Mechanisms for diversity
We will describe possible mechanisms for
implementing diversity at various levels of abstraction in computer systems.
Bits, Bytes, Strings
Sequences of bits in conventional computer systems
carry very exact functional meaning, and the slight alteration of a sequence of
bits may cause drastic errors in the computer system or render them inoperable.
This is true in computer communication, where bits across a network medium
conform to specific protocols mutually understood by the communicating parties,
as well as data representation, where bits stored on disk conform to specific
file formats for data, and finally program representation, where bits stored on
disk or in memory represent executable code. In conventional computer
systems, there is not much tolerance for any alteration of bits in message,
data, or code representation.
We propose that such tolerance for variation in bits in message, data, or
code representation may be essential for building robust computer systems.
Objects, agents
Objects and agents are essentially fragments of code
(usually components of a program or software system) which have semantic meaning
and functional purpose. There are two levels of diversity possible
here. One is merely bit-level diversity; that is, altering the bit-pattern
signatures of objects or agents but retaining the exact functional and
behaviorial characteristics. The second is behaviorial diversity,
where a population of similar code fragments possesses minor variations in
behavior.
The most promising mechanisms for generating bit-level diversity in code
fragments such as objects and agents are code obfuscation techniques
[1][2]. These techniques "scramble" the program code but retain exact
functional behavior. In [1], techniques such as variable recomposition,
structure dissolving, and re-modularization provide ways to "mess-up" code but
retain exact behavior. In [2], techniques such as function composition and
homormophic functions may be applied to "rewrite" code but retain the same
functionality.
In a population of objects or agents which are deems to perform the same
function, minor variations in behavior among each individual may increase
robustness of the population as a whole.
In addition, the object/agent may use varying messaging protocols to
communicate with other objects/agents. (See next section.)
Messages
Ensuring interoperability of objects/agents while trying to
promote diversity in the messages between them may seem to be a contradiction,
but there are several possibilities. One possibility is to utilize
self-describing messages, where message format and semantics is entirely
self-described within the message itself, thus enabling transmission of critical
data elements in varying orders and formats. For example, each sent message may
contain random placement of parameters, or a random encoding of
parameters. (Of course, a method for determining the placement and
encoding of parameters must still be encoded in the message or mutually
understood by the communicating parties). Such a mechanism has been common
in the area of cryptography, where random encryption keys and nonce values are
used for each message transmission.
Programs, software systems
Computers, hosts
At the computer or host level, diversity in operating
systems is the likely the most useful mechanism. Since many security
attacks rely on flaws in particular operating systems (UNIX buffer overflow,
Windows NT kernel bugs...), building computer systems based on a diverse set of
operating systems may prove beneficial in avoiding one particular flaw from
compromising all hosts in the system.
The need for diversity in operating systems also argues for the need for
operating systems to be dynamically self-repairing and self-adaptive.

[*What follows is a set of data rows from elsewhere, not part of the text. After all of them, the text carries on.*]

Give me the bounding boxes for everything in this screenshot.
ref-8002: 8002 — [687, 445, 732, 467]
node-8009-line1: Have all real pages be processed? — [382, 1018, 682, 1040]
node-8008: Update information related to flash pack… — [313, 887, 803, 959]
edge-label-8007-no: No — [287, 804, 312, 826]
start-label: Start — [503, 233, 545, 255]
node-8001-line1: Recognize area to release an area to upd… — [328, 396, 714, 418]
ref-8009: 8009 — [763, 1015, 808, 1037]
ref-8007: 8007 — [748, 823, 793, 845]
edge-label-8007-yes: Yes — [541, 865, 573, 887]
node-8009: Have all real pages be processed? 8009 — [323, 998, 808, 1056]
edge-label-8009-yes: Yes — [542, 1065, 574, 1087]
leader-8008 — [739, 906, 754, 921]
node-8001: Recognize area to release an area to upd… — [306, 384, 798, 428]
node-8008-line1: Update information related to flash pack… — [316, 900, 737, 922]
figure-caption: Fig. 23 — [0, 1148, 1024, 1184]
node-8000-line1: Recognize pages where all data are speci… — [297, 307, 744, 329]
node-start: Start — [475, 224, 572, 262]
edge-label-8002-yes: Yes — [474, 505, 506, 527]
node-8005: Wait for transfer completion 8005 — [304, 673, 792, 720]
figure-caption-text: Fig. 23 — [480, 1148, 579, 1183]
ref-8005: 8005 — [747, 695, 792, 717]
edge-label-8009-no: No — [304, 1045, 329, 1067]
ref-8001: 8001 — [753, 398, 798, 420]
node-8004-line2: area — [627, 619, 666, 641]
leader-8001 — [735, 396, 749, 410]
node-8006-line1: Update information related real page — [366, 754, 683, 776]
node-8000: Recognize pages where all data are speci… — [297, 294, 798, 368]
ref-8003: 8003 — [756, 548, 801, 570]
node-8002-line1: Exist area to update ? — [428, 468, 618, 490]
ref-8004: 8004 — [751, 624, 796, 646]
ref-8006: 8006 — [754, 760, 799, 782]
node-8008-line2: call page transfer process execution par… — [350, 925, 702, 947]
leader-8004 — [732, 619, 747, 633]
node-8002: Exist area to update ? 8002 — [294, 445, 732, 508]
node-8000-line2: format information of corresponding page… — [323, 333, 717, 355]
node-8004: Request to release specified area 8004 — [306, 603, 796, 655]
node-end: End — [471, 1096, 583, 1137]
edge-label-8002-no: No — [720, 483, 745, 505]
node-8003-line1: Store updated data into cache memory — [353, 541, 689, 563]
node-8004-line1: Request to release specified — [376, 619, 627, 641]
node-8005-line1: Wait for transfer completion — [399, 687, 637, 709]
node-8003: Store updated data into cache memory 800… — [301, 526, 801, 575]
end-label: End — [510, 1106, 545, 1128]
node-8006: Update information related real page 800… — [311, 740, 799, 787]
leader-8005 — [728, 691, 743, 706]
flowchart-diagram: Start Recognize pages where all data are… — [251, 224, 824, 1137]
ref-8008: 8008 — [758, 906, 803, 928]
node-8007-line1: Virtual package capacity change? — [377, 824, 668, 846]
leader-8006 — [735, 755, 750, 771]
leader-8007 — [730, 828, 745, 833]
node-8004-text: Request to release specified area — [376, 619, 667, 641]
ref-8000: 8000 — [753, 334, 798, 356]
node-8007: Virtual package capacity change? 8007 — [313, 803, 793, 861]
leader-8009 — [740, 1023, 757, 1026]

[***] Possibilities include dynamic OS kernels which are kernels
modifiable at runtime, dynamic OS services which are activated or migrate based
on need, and OS's which automatically detect and isolate faulty services to
repair or replace them, with possible evolutionary changes.
Networks
Currently, the Internet is composed of many interconnected
networks, held together by critical infrastructure components such as backbones
and routers. Although redundancy was incorporated into the design of the
Intenet, diversity is defnitely lacking. The Internet uses standard well-known
protocols with vary little variation, thus attackers with detailed understanding
of Internet protocols may disrupt the Internet fairly easily. [*] In
addition, such attacks may be repeatedly used on different networks since many
rely on the same architecture and protocols.
Diversity in networks may involve topological diversity, functional
diversity, and even behaviorial diversity.
Self-organizing, self-repairing networks definitely increase topological
diversity among networks. Mechanisms have been proposed to isolate faulty
hosts or hosts under denial-of-service attacks by altering the routing tables to
isolate the offending host [3]. Such dynamic network reconfiguration provides
diversity in network topology, which provides many benefits in network security,
such as keeping attacks on particular network components short-lived, or
deterring the attacker altogether due to frequent variation in network
configuration and topology.
Ad-hoc wireless networks also provide an opportunity to explore topological
variation, since they are by definition malleable in network topology. New
mechanisms for self-repair and reconfiguration may be discovered in an ad-hoc
wireless context.
Conclusion
The most challenging issue in designing diversity for
computing is the apparent contradiction between the call for diversity and the
call for interoperability among all components of the computer system, whether
its a society of agents or a society of networks in the Internet. Despite
this apparent difficulty, many mechanisms already exist (and more are waiting to
be discovered) for implementing diversity in computer systems.
[1] Fritz Hohl. "An approach to solve the problem of malicious
hosts."
[2] Tomas Sander and Christian F. Tschudin. "On
Software Protection Via Function Hiding." 2nd International Workshop on
Information Hiding.
[3] Anil Somayaji, Steven Hofmeyr, Stefanie
Forrest. "Principles of a Computer Immune System."
[4] Richard
Dawkins. The Selfish Gene.
September 16, 1998